The working laptop gets 192.168.1.52 (with gateway 192.168.1.1)

Concerning the access point, i should be able to configure it over the address 192.168.2.1,

but it seems i can't connect to it...

I know it is neither 192.168.0.1 nor 192.168.1.1, because when i disconnect it from

the outside connection i can't connect to either of these two addresses.

I'll probably have to try to reset it to factory defaults and hope to find it at 192.168.1.1

if i want to configure it.

----------

## Hu

 *jody wrote:*   

> the wired connection gets 192.168.1.47 
> 
> and the wireless gets        192.168.0.105
> 
> The working laptop gets 192.168.1.52 (with gateway 192.168.1.1)

 Weird.  Are you sure that both laptops are associating to the same wireless AP?  Do they agree about the MAC of the AP?

----------

## jody

I haven't gotten around to checking the MAC info for the access points.
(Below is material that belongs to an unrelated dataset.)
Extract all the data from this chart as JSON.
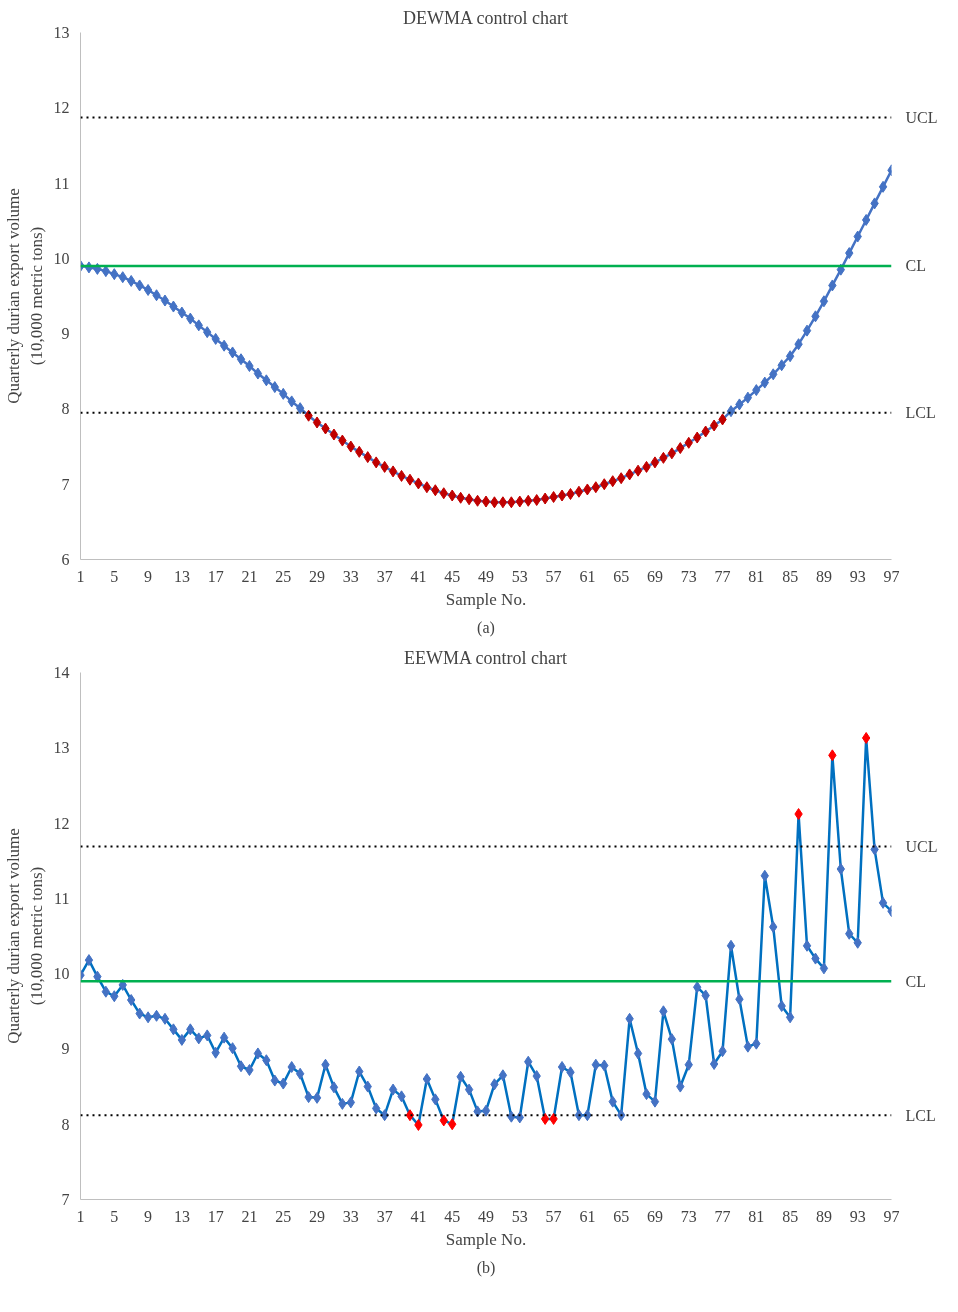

(how do i find the MAC address associated to the AP)

More weird:

The above results happened when the ethernet cable was plugged in at boot.

When i boot without the cable, my wlan0 gets a good address: 192.168.1.61 

(which works well - i'm posting this message through wlan0)

Pragmatically, this issue is solved, but i would really like to understand what is going on;

whether it is a problem of my AP, or a problem of NetworkManager or...?!

Thank You 

  Jody

----------